3. Nitekim bu hususu yasal düzenlemeye kavuşturan ve dava tarihi itibariyle yürürlükte olan 6098 sayılı Kanun’un “Aşırı ifa güçlüğü” başlıklı 138 inci maddesinde; ''Sözleşmenin yapıldığı sırada taraflarca öngörülmeyen ve öngörülmesi de beklenmeyen olağanüstü bir durum, borçludan kaynaklanmayan bir sebeple ortaya çıkar ve sözleşmenin yapıldığı sırada mevcut olguları, kendisinden ifanın istenmesini dürüstlük kurallarına aykırı düşecek derecede borçlu aleyhine değiştirir ve borçlu da borcunu henüz ifa etmemiş veya ifanın aşırı ölçüde güçleşmesinden doğan haklarını saklı tutarak ifa etmiş olursa borçlu, hâkimden sözleşmenin yeni koşullara uyarlanmasını isteme, bu mümkün olmadığı takdirde sözleşmeden dönme hakkına sahiptir. Sürekli edimli sözleşmelerde borçlu, kural olarak dönme hakkının yerine fesih hakkını kullanır. Bu madde hükmü yabancı para borçlarında da uygulanır.'' şeklinde bir düzenlenmeye yer verilmiştir.

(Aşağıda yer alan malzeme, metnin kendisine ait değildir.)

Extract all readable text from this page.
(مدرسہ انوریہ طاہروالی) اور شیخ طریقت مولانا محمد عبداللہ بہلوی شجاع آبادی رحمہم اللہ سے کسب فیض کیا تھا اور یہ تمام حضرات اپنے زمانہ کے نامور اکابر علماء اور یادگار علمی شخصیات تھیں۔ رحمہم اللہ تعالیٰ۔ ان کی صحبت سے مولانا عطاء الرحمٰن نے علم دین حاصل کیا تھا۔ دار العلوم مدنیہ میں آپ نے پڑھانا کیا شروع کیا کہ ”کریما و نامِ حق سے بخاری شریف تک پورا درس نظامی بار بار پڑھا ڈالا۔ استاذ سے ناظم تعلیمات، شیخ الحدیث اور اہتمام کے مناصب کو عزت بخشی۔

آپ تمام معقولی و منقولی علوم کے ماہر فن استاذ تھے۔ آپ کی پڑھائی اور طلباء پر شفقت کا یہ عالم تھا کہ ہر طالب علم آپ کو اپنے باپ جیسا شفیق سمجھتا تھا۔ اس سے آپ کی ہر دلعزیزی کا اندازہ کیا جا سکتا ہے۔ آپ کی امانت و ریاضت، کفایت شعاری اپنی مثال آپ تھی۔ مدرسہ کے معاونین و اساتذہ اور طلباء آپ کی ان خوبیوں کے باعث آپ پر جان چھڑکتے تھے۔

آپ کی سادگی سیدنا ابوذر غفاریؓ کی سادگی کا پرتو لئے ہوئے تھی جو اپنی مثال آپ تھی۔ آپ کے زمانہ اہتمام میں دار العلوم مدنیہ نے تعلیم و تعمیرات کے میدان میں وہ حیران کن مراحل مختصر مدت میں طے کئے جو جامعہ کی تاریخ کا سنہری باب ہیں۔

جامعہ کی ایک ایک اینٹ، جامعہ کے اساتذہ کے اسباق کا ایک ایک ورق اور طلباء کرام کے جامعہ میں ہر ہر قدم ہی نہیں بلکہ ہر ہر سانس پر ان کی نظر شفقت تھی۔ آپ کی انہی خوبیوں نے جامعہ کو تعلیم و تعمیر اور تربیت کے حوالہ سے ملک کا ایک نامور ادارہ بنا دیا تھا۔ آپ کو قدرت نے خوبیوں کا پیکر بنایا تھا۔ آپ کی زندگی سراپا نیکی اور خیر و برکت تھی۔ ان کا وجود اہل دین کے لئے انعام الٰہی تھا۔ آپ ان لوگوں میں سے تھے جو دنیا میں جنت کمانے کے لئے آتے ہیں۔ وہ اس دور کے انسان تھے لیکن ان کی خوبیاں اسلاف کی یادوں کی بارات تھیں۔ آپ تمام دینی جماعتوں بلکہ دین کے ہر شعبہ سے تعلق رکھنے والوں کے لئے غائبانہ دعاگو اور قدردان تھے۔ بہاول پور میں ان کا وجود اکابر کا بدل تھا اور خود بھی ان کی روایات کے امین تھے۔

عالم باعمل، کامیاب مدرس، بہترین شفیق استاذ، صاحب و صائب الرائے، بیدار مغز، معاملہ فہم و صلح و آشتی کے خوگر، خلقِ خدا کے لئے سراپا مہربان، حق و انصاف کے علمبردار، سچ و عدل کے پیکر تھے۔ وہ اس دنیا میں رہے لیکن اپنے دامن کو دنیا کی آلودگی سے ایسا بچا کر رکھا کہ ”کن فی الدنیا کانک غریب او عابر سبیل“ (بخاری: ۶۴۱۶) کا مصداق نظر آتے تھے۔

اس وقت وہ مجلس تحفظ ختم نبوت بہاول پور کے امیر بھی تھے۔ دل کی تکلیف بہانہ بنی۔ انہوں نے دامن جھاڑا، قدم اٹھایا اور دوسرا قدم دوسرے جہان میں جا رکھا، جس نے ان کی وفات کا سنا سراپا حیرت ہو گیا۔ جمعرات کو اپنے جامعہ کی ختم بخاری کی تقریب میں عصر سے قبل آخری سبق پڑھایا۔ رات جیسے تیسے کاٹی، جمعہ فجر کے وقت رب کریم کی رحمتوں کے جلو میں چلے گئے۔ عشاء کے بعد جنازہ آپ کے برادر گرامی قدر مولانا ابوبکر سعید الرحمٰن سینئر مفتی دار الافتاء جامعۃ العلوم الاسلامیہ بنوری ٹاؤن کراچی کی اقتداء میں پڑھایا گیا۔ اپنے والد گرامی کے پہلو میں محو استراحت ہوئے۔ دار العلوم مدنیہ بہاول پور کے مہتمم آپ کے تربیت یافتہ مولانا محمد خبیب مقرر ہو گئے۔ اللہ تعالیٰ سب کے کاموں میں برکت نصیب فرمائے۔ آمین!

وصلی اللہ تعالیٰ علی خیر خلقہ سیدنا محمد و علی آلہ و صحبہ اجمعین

4. İki tarafa borç yükleyen ve özellikle sürekli edimli sözleşmelerde sözleşmenin kurulması sonrasında taraflarca öngörülmeyen ve öngörülmesi de beklenmeyen olağanüstü durum sebebiyle bir taraf aleyhine sözleşme ifasının güçleştiği durumda anılan hüküm uyarınca sözleşme koşullarının uyarlanması gündeme gelir. Bunun için;
I) Sözleşme yapıldığı sırada taraflarca öngörülmeyen ve öngörülmesi beklenmeyen olağanüstü bir durum borçludan kaynaklanmayan bir nedenle sonradan ortaya çıkmış olmalıdır.
II) Olağanüstü durum, sözleşmenin yapıldığı sırada mevcut olan olguları, kendisinden ifanın istenmesini dürüstlük kurallarına aykırı düşecek derecede borçlu aleyhine ağırlaştırmak suretiyle değiştirmiş olmalıdır.
III) Borçlu, borcunu henüz ifa etmemiş veya ifanın aşırı ölçüde güçleşmesinden doğan haklarını saklı tutarak ifa etmiş olmalıdır.
5. Uyarlamanın bütün koşulları gerçekleşmişse borçlu, hâkimden sözleşmenin yeni koşullara uyarlanmasını isteyebilir.
6. Taraflarca imzalanan 08.10.1987 tarihli ve 49 yıl süreli kira sözleşmesinde; asgari yıllık kira bedelinin yanında ciro kirası olarak protokole konu tesislerin faaliyete geçirildiği tarihten itibaren şirketin yıllık bilançosundaki net karın yüzde birinin vakfa kar payı olarak ödeneceği kararlaştırılmış, 49 yılın sonunda kiralanan üzerine yapılan bütün bina ve tesislerin kullanılır bir vaziyette bila bedel vakfa terk edeceği düzenlemiştir. Ayrıca arsa üzerine yaptırılacak tesislerden hastane hizmetlerinde yılda 10 adet hastanın bakımı, tedavi ve ameliyatlarının yapılması, huzurevi hizmetlerinde yılda 5 kişinin ücretsiz bakımının sağlanması, kreş hizmetlerinde yılda azami 10 adet çocuğun bakımının sağlanması ve özel okul hizmetlerinde yılda 10 çocuğun ücretsiz eğitiminin sağlanması koşullarına yer verilmiştir.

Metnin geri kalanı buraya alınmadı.